The time has come….I am back to work this week after 8 weeks or so of maternity leave. Not a big deal, I was ready. However, I needed to get back into the meal prep game!
I wanted to make a few easy recipes that were also quick. Some weekends I might have more time to cook, but until I get into the swing of meal prep with a baby I’ll have to keep my meal prep ideas simple.
Check out the meal prep ideas I had this week including make a healthy, yet simple lunch and overnight oats for breakfast of course!
If you have questions about these meal prep ideas or about the groceries I bought then email me at eatliftplayrepeat@gmail.com.
Groceries:
- lean ground turkey patties, eggs and a rotisserie chicken
- bananas, broccoli, petite carrots, romaine lettuce and two kinds of frozen vegetable blends
- 1% cottage cheese and a variety of Oikos Triple Zero Greek Yogurt cups
Meal Prep Ideas:
- make chicken & rice bowls for lunch
- make overnight oats for breakfast
- roast broccoli & carrots
- cook turkey burgers
- slice lemons
- shred lettuce
- measure trail mix
- cook hardboiled eggs
For lunch this week I made some chicken & rice bowls. They were SUPER simple.
First, I deboned the rotisserie chicken. I took the Steamable Spring Veggies (2 packages) and cooked them in the microwave according to package directions.
Next, I cooked a Seeds of Change Quinoa & Brown Rice package. These are awesome because they only take 90 seconds in the microwave!
I combined the chicken, veggies & rice in a large bowl. Then I added 1 Tablespoon of Mrs. Dash Onion & Herb Salt-Free Seasoning blend and 1 tsp salt and stirred it all together.
Finally, I divided it evenly among four meal prep containers and I had lunch for the week! It came out to about 1 1/2 cups of food per container.
Up next was to prepare overnight oats. I used my Meal Prep Overnight Oats recipe, but added 1 medium mashed ripe banana into the mix. Since I needed breakfast all week I actually made 5 servings instead of 4 but the ratios of ingredients were the same.

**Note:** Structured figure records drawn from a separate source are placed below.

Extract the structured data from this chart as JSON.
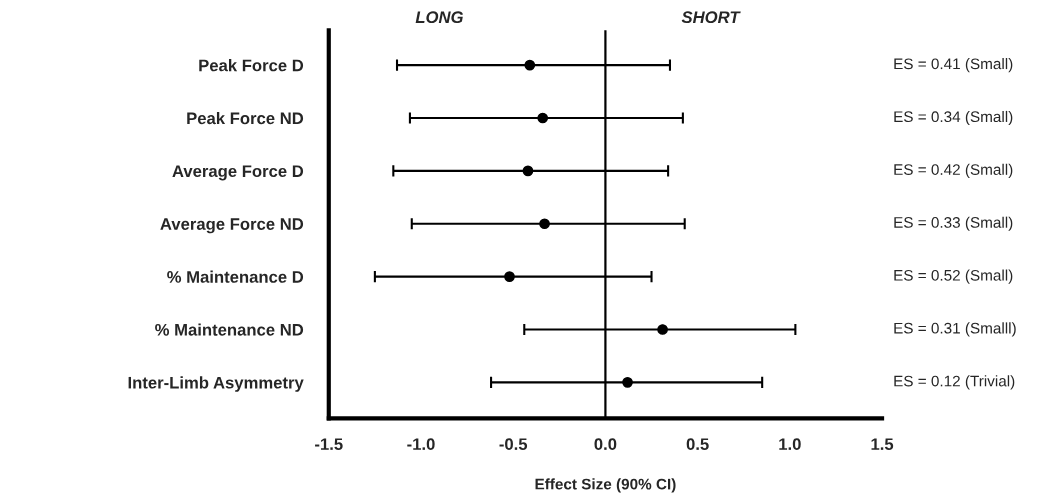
{
  "chart_data": {
    "type": "scatter",
    "orientation": "horizontal",
    "xlabel": "Effect Size (90% CI)",
    "categories": [
      "Peak Force D",
      "Peak Force ND",
      "Average Force D",
      "Average Force ND",
      "% Maintenance D",
      "% Maintenance ND",
      "Inter-Limb Asymmetry"
    ],
    "values": [
      -0.41,
      -0.34,
      -0.42,
      -0.33,
      -0.52,
      0.31,
      0.12
    ],
    "errors": [
      [
        -1.13,
        0.35
      ],
      [
        -1.06,
        0.42
      ],
      [
        -1.15,
        0.34
      ],
      [
        -1.05,
        0.43
      ],
      [
        -1.25,
        0.25
      ],
      [
        -0.44,
        1.03
      ],
      [
        -0.62,
        0.85
      ]
    ],
    "color": "#000000",
    "marker": "circle",
    "xlim": [
      -1.5,
      1.5
    ],
    "xticks": [
      {
        "value": -1.5,
        "label": "-1.5"
      },
      {
        "value": -1.0,
        "label": "-1.0"
      },
      {
        "value": -0.5,
        "label": "-0.5"
      },
      {
        "value": 0.0,
        "label": "0.0"
      },
      {
        "value": 0.5,
        "label": "0.5"
      },
      {
        "value": 1.0,
        "label": "1.0"
      },
      {
        "value": 1.5,
        "label": "1.5"
      }
    ],
    "ref_lines": [
      {
        "axis": "x",
        "value": 0,
        "color": "#000000"
      }
    ],
    "annotations": [
      "LONG",
      "SHORT",
      "ES = 0.41 (Small)",
      "ES = 0.34 (Small)",
      "ES = 0.42 (Small)",
      "ES = 0.33 (Small)",
      "ES = 0.52 (Small)",
      "ES = 0.31 (Smalll)",
      "ES = 0.12 (Trivial)"
    ],
    "grid": false,
    "legend": false
  }
}
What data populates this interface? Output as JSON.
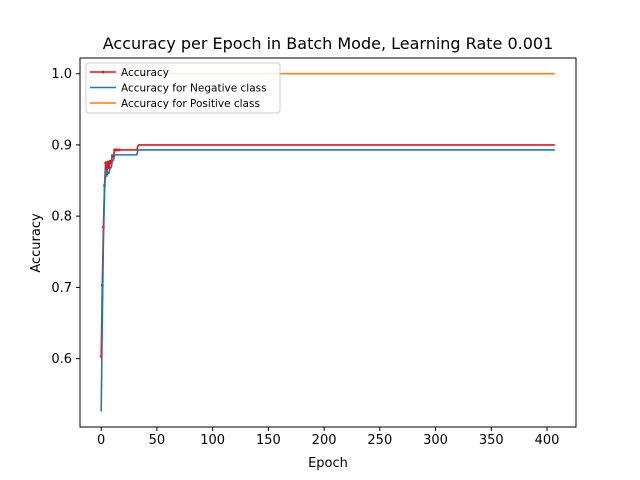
{
  "chart_data": {
    "type": "line",
    "title": "Accuracy per Epoch in Batch Mode, Learning Rate 0.001",
    "xlabel": "Epoch",
    "ylabel": "Accuracy",
    "xlim": [
      -19,
      426
    ],
    "ylim": [
      0.504,
      1.022
    ],
    "xticks": [
      0,
      50,
      100,
      150,
      200,
      250,
      300,
      350,
      400
    ],
    "yticks": [
      0.6,
      0.7,
      0.8,
      0.9,
      1.0
    ],
    "xtick_labels": [
      "0",
      "50",
      "100",
      "150",
      "200",
      "250",
      "300",
      "350",
      "400"
    ],
    "ytick_labels": [
      "0.6",
      "0.7",
      "0.8",
      "0.9",
      "1.0"
    ],
    "grid": false,
    "legend_position": "upper-left",
    "series": [
      {
        "name": "Accuracy",
        "color": "#e8141a",
        "marker": "point",
        "x": [
          0,
          1,
          2,
          3,
          4,
          5,
          6,
          7,
          8,
          9,
          10,
          11,
          12,
          13,
          14,
          16,
          18,
          20,
          22,
          25,
          28,
          31,
          32,
          33,
          34,
          35,
          40,
          60,
          100,
          200,
          300,
          407
        ],
        "y": [
          0.603,
          0.703,
          0.785,
          0.843,
          0.875,
          0.862,
          0.876,
          0.868,
          0.877,
          0.875,
          0.885,
          0.884,
          0.893,
          0.893,
          0.893,
          0.893,
          0.893,
          0.893,
          0.893,
          0.893,
          0.893,
          0.893,
          0.893,
          0.899,
          0.9,
          0.9,
          0.9,
          0.9,
          0.9,
          0.9,
          0.9,
          0.9
        ]
      },
      {
        "name": "Accuracy for Negative class",
        "color": "#1f77b4",
        "x": [
          0,
          1,
          2,
          3,
          4,
          5,
          6,
          7,
          8,
          9,
          10,
          11,
          12,
          13,
          14,
          20,
          25,
          32,
          33,
          34,
          35,
          100,
          200,
          300,
          407
        ],
        "y": [
          0.526,
          0.655,
          0.765,
          0.833,
          0.865,
          0.856,
          0.862,
          0.86,
          0.868,
          0.868,
          0.878,
          0.878,
          0.886,
          0.886,
          0.886,
          0.886,
          0.886,
          0.886,
          0.893,
          0.893,
          0.893,
          0.893,
          0.893,
          0.893,
          0.893
        ]
      },
      {
        "name": "Accuracy for Positive class",
        "color": "#ff7f0e",
        "x": [
          0,
          407
        ],
        "y": [
          1.0,
          1.0
        ]
      }
    ]
  }
}
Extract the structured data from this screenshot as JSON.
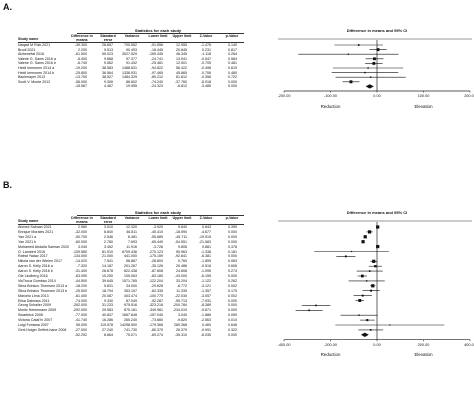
{
  "panels": [
    {
      "label": "A.",
      "headers": {
        "study": "Study name",
        "stats": "Statistics for each study",
        "plot": "Difference in means and 95% CI",
        "diff": "Difference in means",
        "se": "Standard error",
        "var": "Variance",
        "lower": "Lower limit",
        "upper": "Upper limit",
        "z": "Z-Value",
        "p": "p-Value"
      },
      "rows": [
        {
          "study": "Naqavi M Rizk 2021",
          "diff": "-39.300",
          "se": "26.657",
          "var": "700.552",
          "lower": "-91.556",
          "upper": "12.955",
          "z": "-1.476",
          "p": "0.140",
          "mean": -39.3,
          "lo": -91.556,
          "hi": 12.955
        },
        {
          "study": "Brodi 2021",
          "diff": "2.200",
          "se": "9.513",
          "var": "90.493",
          "lower": "-16.445",
          "upper": "20.845",
          "z": "0.231",
          "p": "0.817",
          "mean": 2.2,
          "lo": -16.445,
          "hi": 20.845
        },
        {
          "study": "Alzhenefat 2016",
          "diff": "-61.500",
          "se": "55.023",
          "var": "3027.529",
          "lower": "-169.345",
          "upper": "46.345",
          "z": "-1.118",
          "p": "0.264",
          "mean": -61.5,
          "lo": -169.345,
          "hi": 46.345
        },
        {
          "study": "Valerie G. Sams 2016 a",
          "diff": "-5.400",
          "se": "9.868",
          "var": "97.377",
          "lower": "-24.741",
          "upper": "13.941",
          "z": "-0.547",
          "p": "0.584",
          "mean": -5.4,
          "lo": -24.741,
          "hi": 13.941
        },
        {
          "study": "Valerie G. Sams 2016 b",
          "diff": "-6.740",
          "se": "9.562",
          "var": "91.432",
          "lower": "-25.481",
          "upper": "12.001",
          "z": "-0.705",
          "p": "0.481",
          "mean": -6.74,
          "lo": -25.481,
          "hi": 12.001
        },
        {
          "study": "Heidi Immonen 2014 a",
          "diff": "-19.200",
          "se": "38.583",
          "var": "1488.631",
          "lower": "-94.822",
          "upper": "56.422",
          "z": "-0.498",
          "p": "0.619",
          "mean": -19.2,
          "lo": -94.822,
          "hi": 56.422
        },
        {
          "study": "Heidi Immonen 2014 b",
          "diff": "-25.800",
          "se": "36.564",
          "var": "1336.931",
          "lower": "-97.465",
          "upper": "45.865",
          "z": "-0.706",
          "p": "0.480",
          "mean": -25.8,
          "lo": -97.465,
          "hi": 45.865
        },
        {
          "study": "Bachmayer 2013",
          "diff": "-13.700",
          "se": "38.527",
          "var": "1484.329",
          "lower": "-89.212",
          "upper": "61.812",
          "z": "-0.356",
          "p": "0.722",
          "mean": -13.7,
          "lo": -89.212,
          "hi": 61.812
        },
        {
          "study": "Scott V. Monte 2012",
          "diff": "-56.000",
          "se": "9.306",
          "var": "86.602",
          "lower": "-74.240",
          "upper": "-37.760",
          "z": "-6.018",
          "p": "0.000",
          "mean": -56.0,
          "lo": -74.24,
          "hi": -37.76
        },
        {
          "study": "",
          "diff": "-15.567",
          "se": "4.467",
          "var": "19.955",
          "lower": "-24.323",
          "upper": "-6.812",
          "z": "-3.485",
          "p": "0.000",
          "mean": -15.567,
          "lo": -24.323,
          "hi": -6.812,
          "summary": true
        }
      ],
      "axis": {
        "min": -200,
        "max": 200,
        "ticks": [
          -200,
          -100,
          0,
          100,
          200
        ],
        "tick_labels": [
          "-200.00",
          "-100.00",
          "0.00",
          "100.00",
          "200.00"
        ]
      },
      "captions": {
        "left": "Reduction",
        "right": "Elevation"
      }
    },
    {
      "label": "B.",
      "headers": {
        "study": "Study name",
        "stats": "Statistics for each study",
        "plot": "Difference in means and 95% CI",
        "diff": "Difference in means",
        "se": "Standard error",
        "var": "Variance",
        "lower": "Lower limit",
        "upper": "Upper limit",
        "z": "Z-Value",
        "p": "p-Value"
      },
      "rows": [
        {
          "study": "Ahmed Salman 2021",
          "diff": "2.960",
          "se": "3.510",
          "var": "12.320",
          "lower": "-3.920",
          "upper": "9.840",
          "z": "0.843",
          "p": "0.399",
          "mean": 2.96,
          "lo": -3.92,
          "hi": 9.84
        },
        {
          "study": "Enrique Morales 2021",
          "diff": "-32.000",
          "se": "6.840",
          "var": "46.811",
          "lower": "-45.410",
          "upper": "-18.590",
          "z": "-4.677",
          "p": "0.000",
          "mean": -32.0,
          "lo": -45.41,
          "hi": -18.59
        },
        {
          "study": "Yan 2021 a",
          "diff": "-50.700",
          "se": "2.546",
          "var": "6.481",
          "lower": "-55.689",
          "upper": "-45.711",
          "z": "-19.915",
          "p": "0.000",
          "mean": -50.7,
          "lo": -55.689,
          "hi": -45.711
        },
        {
          "study": "Yan 2021 b",
          "diff": "-60.000",
          "se": "2.780",
          "var": "7.693",
          "lower": "-65.449",
          "upper": "-54.551",
          "z": "-21.583",
          "p": "0.000",
          "mean": -60.0,
          "lo": -65.449,
          "hi": -54.551
        },
        {
          "study": "Mohamed Abdalla Salman 2020",
          "diff": "3.040",
          "se": "3.452",
          "var": "11.916",
          "lower": "-3.726",
          "upper": "9.806",
          "z": "0.881",
          "p": "0.378",
          "mean": 3.04,
          "lo": -3.726,
          "hi": 9.806
        },
        {
          "study": "O. Lambert 2016",
          "diff": "-109.580",
          "se": "81.910",
          "var": "6709.436",
          "lower": "-270.123",
          "upper": "50.963",
          "z": "-1.338",
          "p": "0.181",
          "mean": -109.58,
          "lo": -270.123,
          "hi": 50.963
        },
        {
          "study": "Rafrat Yadav 2017",
          "diff": "-134.000",
          "se": "21.000",
          "var": "441.000",
          "lower": "-175.159",
          "upper": "-92.841",
          "z": "-6.381",
          "p": "0.000",
          "mean": -134.0,
          "lo": -175.159,
          "hi": -92.841
        },
        {
          "study": "Nikola van der Wielen 2017",
          "diff": "-14.020",
          "se": "7.541",
          "var": "56.867",
          "lower": "-28.800",
          "upper": "0.760",
          "z": "-1.859",
          "p": "0.063",
          "mean": -14.02,
          "lo": -28.8,
          "hi": 0.76
        },
        {
          "study": "Aaron S. Kelly 2016 a",
          "diff": "-7.320",
          "se": "14.187",
          "var": "201.267",
          "lower": "-35.126",
          "upper": "20.486",
          "z": "-0.516",
          "p": "0.606",
          "mean": -7.32,
          "lo": -35.126,
          "hi": 20.486
        },
        {
          "study": "Aaron S. Kelly 2016 b",
          "diff": "-31.400",
          "se": "28.678",
          "var": "822.438",
          "lower": "-87.608",
          "upper": "24.808",
          "z": "-1.095",
          "p": "0.274",
          "mean": -31.4,
          "lo": -87.608,
          "hi": 24.808
        },
        {
          "study": "Ole Lindberg 2016",
          "diff": "-63.090",
          "se": "10.250",
          "var": "105.063",
          "lower": "-83.180",
          "upper": "-43.000",
          "z": "-6.155",
          "p": "0.000",
          "mean": -63.09,
          "lo": -83.18,
          "hi": -43.0
        },
        {
          "study": "VisTroca Gumbau 2014",
          "diff": "-44.500",
          "se": "39.645",
          "var": "1571.765",
          "lower": "-122.204",
          "upper": "33.204",
          "z": "-1.122",
          "p": "0.262",
          "mean": -44.5,
          "lo": -122.204,
          "hi": 33.204
        },
        {
          "study": "Stina Brinkov Thomsen 2013 a",
          "diff": "-18.200",
          "se": "5.831",
          "var": "34.000",
          "lower": "-29.628",
          "upper": "-6.772",
          "z": "-3.121",
          "p": "0.002",
          "mean": -18.2,
          "lo": -29.628,
          "hi": -6.772
        },
        {
          "study": "Stina Brinkov Thomsen 2013 b",
          "diff": "-25.500",
          "se": "18.794",
          "var": "353.197",
          "lower": "-62.335",
          "upper": "11.335",
          "z": "-1.357",
          "p": "0.175",
          "mean": -25.5,
          "lo": -62.335,
          "hi": 11.335
        },
        {
          "study": "Marcelo Lima 2013",
          "diff": "-61.400",
          "se": "20.087",
          "var": "403.474",
          "lower": "-100.770",
          "upper": "-22.030",
          "z": "-3.057",
          "p": "0.002",
          "mean": -61.4,
          "lo": -100.77,
          "hi": -22.03
        },
        {
          "study": "Elisa Dalmass 2011",
          "diff": "-74.000",
          "se": "9.330",
          "var": "87.049",
          "lower": "-92.287",
          "upper": "-55.713",
          "z": "-7.931",
          "p": "0.000",
          "mean": -74.0,
          "lo": -92.287,
          "hi": -55.713
        },
        {
          "study": "Georg Schaller 2009",
          "diff": "-262.000",
          "se": "31.233",
          "var": "975.516",
          "lower": "-323.216",
          "upper": "-200.784",
          "z": "-8.389",
          "p": "0.000",
          "mean": -262.0,
          "lo": -323.216,
          "hi": -200.784
        },
        {
          "study": "Moritz Heinemann 2009",
          "diff": "-292.000",
          "se": "29.583",
          "var": "875.161",
          "lower": "-349.981",
          "upper": "-234.019",
          "z": "-9.871",
          "p": "0.000",
          "mean": -292.0,
          "lo": -349.981,
          "hi": -234.019
        },
        {
          "study": "Swarbrick 2008",
          "diff": "-77.000",
          "se": "40.837",
          "var": "1667.648",
          "lower": "-157.040",
          "upper": "3.040",
          "z": "-1.886",
          "p": "0.059",
          "mean": -77.0,
          "lo": -157.04,
          "hi": 3.04
        },
        {
          "study": "Victoria Catal?n 2007",
          "diff": "-41.740",
          "se": "16.286",
          "var": "265.240",
          "lower": "-73.660",
          "upper": "-9.820",
          "z": "-2.563",
          "p": "0.010",
          "mean": -41.74,
          "lo": -73.66,
          "hi": -9.82
        },
        {
          "study": "Luigi Fontana 2007",
          "diff": "55.000",
          "se": "119.578",
          "var": "14298.500",
          "lower": "-179.368",
          "upper": "289.368",
          "z": "0.460",
          "p": "0.646",
          "mean": 55.0,
          "lo": -179.368,
          "hi": 289.368
        },
        {
          "study": "Gert-Holger Seifert-hane 2006",
          "diff": "-27.000",
          "se": "27.240",
          "var": "741.730",
          "lower": "-80.379",
          "upper": "26.379",
          "z": "-0.991",
          "p": "0.322",
          "mean": -27.0,
          "lo": -80.379,
          "hi": 26.379
        },
        {
          "study": "",
          "diff": "-52.292",
          "se": "8.664",
          "var": "75.071",
          "lower": "-69.274",
          "upper": "-35.310",
          "z": "-6.035",
          "p": "0.000",
          "mean": -52.292,
          "lo": -69.274,
          "hi": -35.31,
          "summary": true
        }
      ],
      "axis": {
        "min": -400,
        "max": 400,
        "ticks": [
          -400,
          -200,
          0,
          200,
          400
        ],
        "tick_labels": [
          "-400.00",
          "-200.00",
          "0.00",
          "200.00",
          "400.00"
        ]
      },
      "captions": {
        "left": "Reduction",
        "right": "Elevation"
      }
    }
  ]
}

I used a Banana Crème Oikos Triple Zero Greek yogurt cup instead of plain yogurt in the oats so that it had a little extra banana flavor. Once I divided it all among the five containers I sprinkled each one with cinnamon.
Once breakfast & lunch were taken care of I cooked a few things for some quick dinners.
I roasted broccoli & carrots together at 350° for 20 minutes. Before cooking, I drizzled them with extra-virgin olive oil and sprinkled them with salt & pepper.
While the veggies roasted I cooked the turkey burgers. I sprinkled both sides of all the patties with salt and pepper, then cooked them over medium heat.
The last few things I did included shredding romaine lettuce for quick side salads. I also sliced a few lemons so I could add the juice to my water throughout the week. It doesn’t take very long to slice one each morning, but it is now something I don’t have to think about!
I also measured out some trail mix to take for a snack. Each container received 1/4 cup of my Healthy Fall Trail Mix.
When I’d planned out my meals and meal prep I had originally decided to make hardboiled eggs.
I flat out forgot to make them on Sunday!
Instead I cooked them early Monday morning as I was eating breakfast. I used our steam oven to cook 15 eggs to eat throughout the week, but you could boil them as well.